After Janos is gone, and once my father is satisfied that I have done nothing untoward to court the countess’s sudden favor—I do not yield the secret of her son, telling him instead that I tended to one of the lady’s chambermaids—I am finally left to the roiling of my thoughts. As we grind meadowsweet side by side, my mother steals slantwise looks at me, but does not trouble me with questions. She knows I prefer to keep my own counsel until I have sorted out my mind.

But I am besieged by questions, a flock of them swarming and pecking ruthlessly at me. Why is the countess so intent on pressing me into her service when she could summon me as healer or midwife whenever she desired? What has she to gain from my presence by her side—especially if she is already familiar with herbs in her own right? Why elevate me so suddenly to a position that I could not possibly have earned over the course of one night?

Whichever way I turn it, I cannot understand the shape of her thoughts on the matter. Unless the answer is something less concrete than I can easily grasp, something beyond the clear boundaries of reason. Something that does not cast the expected shadow.

Perhaps the countess has simply taken to me, the way I have to her. But if that is so, why can I not shed this growing sense of menace?

Finally, even my saintly mother reaches the limits of her patience.

“Out with you, fidget,” she orders, shooing me to the door. “You’ll turn these fine herbs bitter with all your fretting. Let the sun scour your overbusy head.”

I squeeze her forearm rather than her hand, and brush a kiss over her wizened cheek, smiling my thanks. With that I am out the door, my basket slung over my arm in case I spy anything worth gathering as I wander.

The world outside opens wide around me, the hues of sky, leaf, and flower blazing vibrant as a peacock’s feather. No ill-fated wedding will transpire today, I think, not under this bright and blameless sky. Only the most faithful and loving of husbands will pledge themselves to blushing brides. Though no early moon is visible, I know exactly where it will rise—slightly south of east, above the lumpy hillock we call Boar’s Mound, rearing humpbacked on the horizon.

I cast my mind outward as I walk, beyond the cramped confines of my skull. Our patch of woods teems with birds, their unruly songs distinctive to my ear. I hear swallows, larks, and kinglets; nuthatches, wrens, and warblers; even an osprey whistling down with talons extended, seeking the tender flesh of some poor mouse. A fine, brisk breeze weaves itself through creaking branches like warp through weft, and sunlight paws sweetly at my cheeks.

All is well, or should be.

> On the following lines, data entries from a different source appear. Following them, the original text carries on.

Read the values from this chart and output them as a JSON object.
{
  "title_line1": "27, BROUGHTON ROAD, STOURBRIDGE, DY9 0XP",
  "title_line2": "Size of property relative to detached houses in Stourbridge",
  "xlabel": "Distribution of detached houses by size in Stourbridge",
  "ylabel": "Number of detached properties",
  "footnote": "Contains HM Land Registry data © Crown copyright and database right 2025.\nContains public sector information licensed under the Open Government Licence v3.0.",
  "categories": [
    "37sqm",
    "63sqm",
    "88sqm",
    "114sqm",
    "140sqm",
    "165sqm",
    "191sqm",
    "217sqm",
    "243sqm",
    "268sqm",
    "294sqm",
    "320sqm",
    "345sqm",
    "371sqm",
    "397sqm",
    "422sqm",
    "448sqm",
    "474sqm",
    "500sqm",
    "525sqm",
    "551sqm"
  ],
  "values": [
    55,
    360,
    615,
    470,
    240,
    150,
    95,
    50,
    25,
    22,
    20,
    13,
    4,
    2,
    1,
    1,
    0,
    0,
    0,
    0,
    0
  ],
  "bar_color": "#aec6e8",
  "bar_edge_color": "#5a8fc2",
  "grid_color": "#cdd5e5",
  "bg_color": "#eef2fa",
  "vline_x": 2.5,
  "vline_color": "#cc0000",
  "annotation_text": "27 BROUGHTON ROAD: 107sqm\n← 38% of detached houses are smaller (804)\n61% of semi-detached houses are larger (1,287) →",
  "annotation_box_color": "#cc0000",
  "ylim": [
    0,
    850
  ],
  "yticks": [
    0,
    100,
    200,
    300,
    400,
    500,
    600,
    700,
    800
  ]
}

And yet my mind stubbornly refuses to still, clamoring of a danger that I cannot pinpoint, and I amble down the path that leads to the village’s center, drawn toward the one person who might help calm the churning of my thoughts. Halfway to the village proper, a pale glint snares my eye, tangled among the undergrowth of ferns and rushes that scramble up onto the path. I wander warily over to it, parting the fronds with my hands—to reveal a magpie’s domed nest, half-crushed from the fall, a clutch of gristle-twisted skeletons curled together at its center.